As any expat Maritimer can tell you, the East Coast exerts a peculiar magic over its scattered sons and daughters — one that peripatetic singer/songwriter and Halifax native Steve Poltz recently experienced for himself.

Although he departed Nova Scotia for California as a toddler, Poltz still has relatives aplenty scattered between Cape Breton and Halifax/Dartmouth and friends like ex-MuchMusic VJ Mike Campbell to keep him abreast of musical goings-on back in his hometown. And so it was that during a trip to H-Town in 2008 Campbell introduced Poltz first to Joel Plaskett’s music and then to Joel Plaskett himself, hatching a friendship that would result in Poltz returning to that part of the world last year to record an entire album with the tireless former Thrush Hermit frontman.

The result is the succinct, sweet-natured folk-pop effort, Dreamhouse, a wistful effort just released in Canada through Plaskett’s own New Scotland Records that’s arguably Poltz’s most likeable work in years. The record — which features extensive contributions from producer Plaskett and fellow Haligonian Jenn Grant — is also a handy way for the veteran troubadour to reintroduce himself to Canadian audiences who, for the most part, likely don’t know much about him beyond the fact that he wrote a bunch of songs for ex-girlfriend Jewel, including her massive 1996 hit “You Were Meant for Me,” back in the day and then pretty much bailed on the entire mainstream music industry after an incredibly unpleasant experience making One Left Shoe for Mercury Records in 1998.

The Star caught up with Poltz before he was to play a pair of shows at Betty’s earlier this week.

Q: You and Joel Plaskett seem a very logical pairing. You even sound a bit like each other.

A: It was a real natural fit, you’re right. It was strange. It just worked out. Without it sounding too weird, I kinda knew it was going to. When I first heard his stuff, I really liked it and I thought, “I wanna meet that guy.” This friend of mine, Mike Campbell, played me Joel at his tiki bar and then we were at the Carleton, this bar that he owns in Halifax, and he had Joel come by and Joel really dug the live show. Like you said, there are a lot of similarities. And then I saw that he recorded to analogue, two-inch tape on 16-track, and I thought it would be really fun to go back and do an album that way.

Q: Dreamhouse gives off this really honest, unpretentious and kinda spontaneous vibe. Was it as much fun to make as it sounds?

A: It was. We laughed and just had the best time. It was so organic, it just happened. We made the record in two weeks. I had the songs road-tested and ready to go, so it was fun for him, too, because a lot of times, I think, he works with bands who are still learning the songs that they came in with and they’re doing a million takes. It’s not Pro Tools and you’re not doing a lot of overdubs so it helps if you know your songs. I’d already been out on the road and he said “Let’s make a record” so we just looked at our schedules and he said “How about two weeks from now?” The whole time I was just thinking, “This is the easiest record I’ve ever made.”

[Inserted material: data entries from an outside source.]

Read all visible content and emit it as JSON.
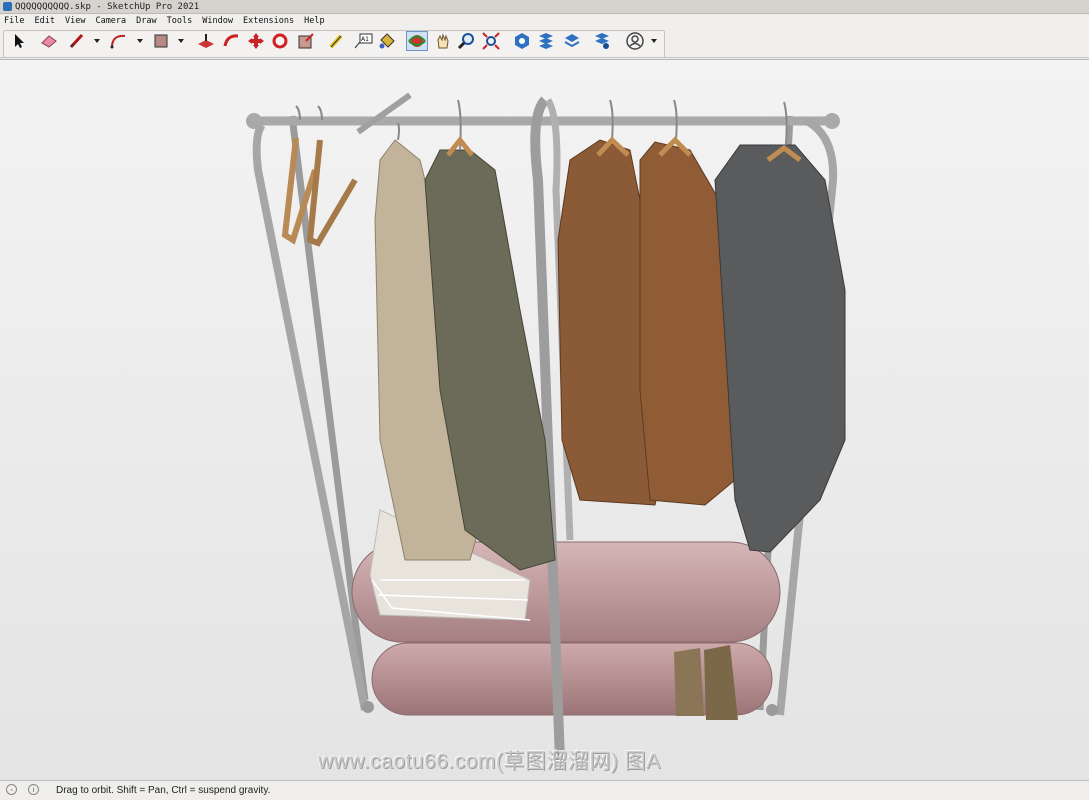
{
  "window": {
    "title": "QQQQQQQQQQ.skp - SketchUp Pro 2021"
  },
  "menu": [
    "File",
    "Edit",
    "View",
    "Camera",
    "Draw",
    "Tools",
    "Window",
    "Extensions",
    "Help"
  ],
  "toolbar": {
    "tools": [
      {
        "name": "select-tool-icon"
      },
      {
        "name": "eraser-tool-icon"
      },
      {
        "name": "line-tool-icon"
      },
      {
        "name": "arc-tool-icon"
      },
      {
        "name": "rectangle-tool-icon"
      },
      {
        "name": "push-pull-tool-icon"
      },
      {
        "name": "follow-me-tool-icon"
      },
      {
        "name": "move-tool-icon"
      },
      {
        "name": "rotate-tool-icon"
      },
      {
        "name": "scale-tool-icon"
      },
      {
        "name": "tape-measure-tool-icon"
      },
      {
        "name": "text-tool-icon",
        "label": "A1"
      },
      {
        "name": "paint-bucket-tool-icon"
      },
      {
        "name": "orbit-tool-icon"
      },
      {
        "name": "pan-tool-icon"
      },
      {
        "name": "zoom-tool-icon"
      },
      {
        "name": "zoom-extents-tool-icon"
      },
      {
        "name": "3d-warehouse-icon"
      },
      {
        "name": "extension-warehouse-icon"
      },
      {
        "name": "layout-send-icon"
      },
      {
        "name": "extension-manager-icon"
      },
      {
        "name": "account-icon"
      }
    ]
  },
  "status": {
    "text": "Drag to orbit. Shift = Pan, Ctrl = suspend gravity."
  },
  "watermark": {
    "text": "www.caotu66.com(草图溜溜网) 图A"
  },
  "colors": {
    "rack_metal": "#a9a9a9",
    "shelf_pink": "#c7a2a3",
    "coat_beige": "#c2b49a",
    "coat_olive": "#6c6a58",
    "coat_brown": "#8b5a36",
    "coat_gray": "#5a5b5c",
    "hanger_wood": "#b88a55"
  }
}
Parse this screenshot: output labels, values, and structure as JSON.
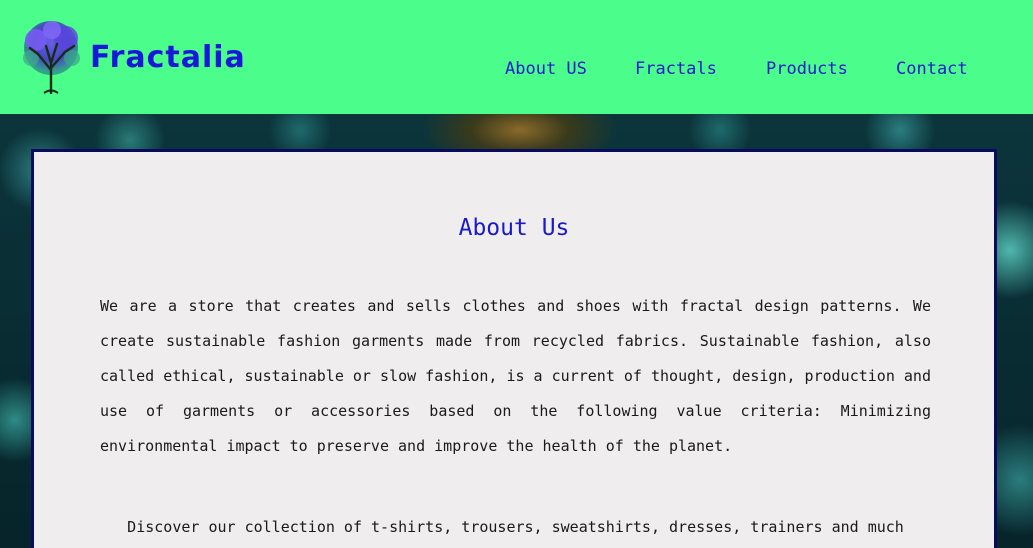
{
  "brand": {
    "name": "Fractalia",
    "logo_icon": "fractal-tree-icon"
  },
  "nav": {
    "items": [
      {
        "label": "About US"
      },
      {
        "label": "Fractals"
      },
      {
        "label": "Products"
      },
      {
        "label": "Contact"
      }
    ]
  },
  "about": {
    "title": "About Us",
    "paragraph": "We are a store that creates and sells clothes and shoes with fractal design patterns. We create sustainable fashion garments made from recycled fabrics. Sustainable fashion, also called ethical, sustainable or slow fashion, is a current of thought, design, production and use of garments or accessories based on the following value criteria: Minimizing environmental impact to preserve and improve the health of the planet.",
    "paragraph2": "Discover our collection of t-shirts, trousers, sweatshirts, dresses, trainers and much"
  },
  "colors": {
    "header_bg": "#4bfd8a",
    "accent": "#1a1ad0",
    "card_bg": "#efedee",
    "card_border": "#0a0a5e"
  }
}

Q: Plaskett’s a pretty good connection to have in Canada, too, if you want to curry favour with the locals.

A: I told him that. When I came in, my guitar somehow got held up at customs. I don’t know what the problem was. They asked me “What are you doing out here?” And I said, “I’m making a record with this guy named Joel Plaskett.” And they were, like, “Oh, we love Plaskett!” The guy said “I’m supposed to be off work right now but I’m gonna go find that guitar.” And he did. It was locked in some other flight. I told Joel dropping his name in the Maritimes was like being tied in with the Mob. All of a sudden stuff started happening.

Q: It seems like you’ve hit upon a good way to record and travel and make a living at this singer/songwriter stuff the way you want to do it, without any of the hassles of the “industry.” I know you didn’t have the best experience with that stuff.

A: I’m really glad I got to see that part of the record business in the last days, at the waning end. It was like the last days of Pompeii. I got to see it all and be a part of it and watch a record label order a $1,000 bottle of wine because it was what Julio Iglesias drank with them the week before. I watched them order it and I remember thinking “This is cool” and the guy next to me leaned over and whispered: “You know this comes out of your account, right?” And I said: “I don’t care. Nobody ever recoups. I’m just gonna take the whole plane down with me.” So that was pretty fun. I’d talked to enough people in the industry then that I knew nobody ever recoups. Nobody ever recoups. Unless you’re Jewel. She recouped. But I didn’t.